Opinion
No. 1D01-4080.
May 22, 2002.
An appeal from the Circuit Court for Escambia County. T. Michael Jones, Judge.
Tangi C. Uher of Potter Uher, P.A., Pensacola, for Appellant.
Robert A. Butterworth, Attorney General; Robert R. Wheeler, Assistant Attorney General, Tallahassee, for Appellee.
The state presented sufficient evidence from which the jury could have reasonably found (as it did) that appellant was guilty of possession of a firearm by a convicted felon. See, e.g., Daniels v. State, 718 So.2d 1274, 1275 (Fla. 2d DCA 1998) (proof of either actual or constructive possession of a firearm is sufficient to support a conviction for possession of a firearm by a convicted felon). Accordingly, we affirm appellant's conviction for that offense.

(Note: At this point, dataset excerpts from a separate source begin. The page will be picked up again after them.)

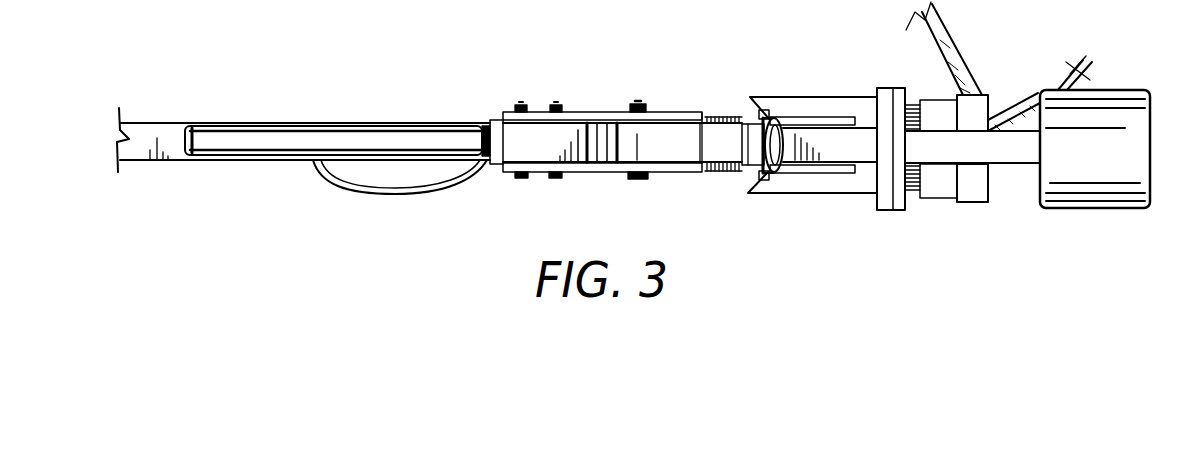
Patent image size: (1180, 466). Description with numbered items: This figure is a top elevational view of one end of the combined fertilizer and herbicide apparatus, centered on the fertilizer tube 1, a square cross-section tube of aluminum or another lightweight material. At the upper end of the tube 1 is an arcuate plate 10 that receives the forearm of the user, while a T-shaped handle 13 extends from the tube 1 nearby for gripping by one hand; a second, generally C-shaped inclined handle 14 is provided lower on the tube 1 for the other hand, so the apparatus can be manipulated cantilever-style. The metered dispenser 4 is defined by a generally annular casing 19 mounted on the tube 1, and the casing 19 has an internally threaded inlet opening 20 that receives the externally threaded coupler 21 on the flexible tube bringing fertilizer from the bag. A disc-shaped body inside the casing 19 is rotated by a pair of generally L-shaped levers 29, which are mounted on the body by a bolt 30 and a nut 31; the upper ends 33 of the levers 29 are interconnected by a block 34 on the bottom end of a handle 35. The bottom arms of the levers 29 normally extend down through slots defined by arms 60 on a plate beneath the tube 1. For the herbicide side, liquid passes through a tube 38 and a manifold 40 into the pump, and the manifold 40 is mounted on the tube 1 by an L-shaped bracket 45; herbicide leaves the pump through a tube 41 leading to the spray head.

The fertilizer tube 1 is at (143, 164).
The handle 35 is at (257, 145).
The inclined handle 14 is at (378, 191).
The block 34 is at (502, 142).
The upper ends of levers 33 is at (503, 165).
The metered dispenser 4 is at (622, 150).
The L-shaped levers 29 is at (580, 118).
The annular casing 19 is at (622, 140).
The nut 31 is at (640, 108).
The bolt 30 is at (637, 179).
The inlet opening 20 is at (723, 152).
The coupler 21 is at (760, 134).
The arms 60 is at (815, 98).
The T-shaped handle 13 is at (882, 100).
The manifold 40 is at (937, 184).
The L-shaped bracket 45 is at (970, 120).
The tube 41 is at (945, 40).
The tube 38 is at (1088, 70).
The arcuate plate 10 is at (1070, 172).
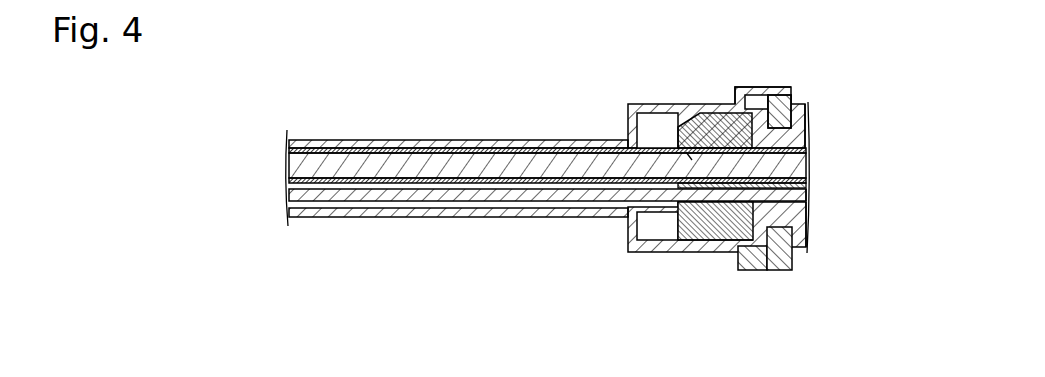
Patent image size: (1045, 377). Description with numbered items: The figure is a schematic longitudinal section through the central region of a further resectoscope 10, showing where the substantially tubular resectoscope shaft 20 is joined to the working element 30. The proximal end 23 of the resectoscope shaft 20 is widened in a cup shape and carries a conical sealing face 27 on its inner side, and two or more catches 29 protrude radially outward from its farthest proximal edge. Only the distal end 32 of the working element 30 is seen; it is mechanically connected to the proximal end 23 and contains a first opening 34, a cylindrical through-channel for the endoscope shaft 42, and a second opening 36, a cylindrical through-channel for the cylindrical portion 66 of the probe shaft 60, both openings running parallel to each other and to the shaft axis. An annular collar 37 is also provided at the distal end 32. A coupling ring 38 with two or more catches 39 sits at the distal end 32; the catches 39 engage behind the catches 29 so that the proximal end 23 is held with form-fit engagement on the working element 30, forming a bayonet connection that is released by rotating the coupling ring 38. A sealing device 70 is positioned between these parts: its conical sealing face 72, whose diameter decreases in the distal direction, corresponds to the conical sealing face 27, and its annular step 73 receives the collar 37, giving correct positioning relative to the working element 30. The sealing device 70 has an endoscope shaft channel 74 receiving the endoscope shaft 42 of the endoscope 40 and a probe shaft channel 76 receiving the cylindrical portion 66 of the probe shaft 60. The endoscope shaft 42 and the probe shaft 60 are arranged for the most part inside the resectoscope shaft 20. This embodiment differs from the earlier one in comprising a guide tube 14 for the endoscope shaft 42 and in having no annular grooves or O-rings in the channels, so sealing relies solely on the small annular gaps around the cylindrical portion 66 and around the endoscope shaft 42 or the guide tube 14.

The resectoscope 10 is at (334, 57).
The guide tube 14 is at (495, 156).
The resectoscope shaft 20 is at (434, 140).
The proximal end of the resectoscope shaft 23 is at (678, 113).
The conical sealing face 27 is at (682, 133).
The catches 29 is at (760, 97).
The working element 30 is at (803, 140).
The distal end of the working element 32 is at (795, 228).
The first opening 34 is at (808, 190).
The second opening 36 is at (800, 215).
The annular collar 37 is at (772, 256).
The coupling ring 38 is at (793, 105).
The catches 39 is at (745, 102).
The endoscope 40 is at (547, 240).
The endoscope shaft 42 is at (345, 179).
The probe shaft 60 is at (547, 245).
The cylindrical portion 66 is at (468, 201).
The sealing device 70 is at (715, 242).
The conical sealing face 72 is at (692, 242).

However, because the state presented no evidence demonstrating that appellant had the firearm either on his person or "within immediate physical reach with ready access with the intent to use the firearm during the commission of the offense" as required by section 775.087(4), Florida Statutes (2000), we reverse the three-year mandatory minimum sentence imposed pursuant to that statute, and remand with directions to strike that portion of the sentence.
AFFIRMED IN PART; REVERSED IN PART; and REMANDED, with directions.
BARFIELD, WEBSTER and BENTON, JJ., CONCUR.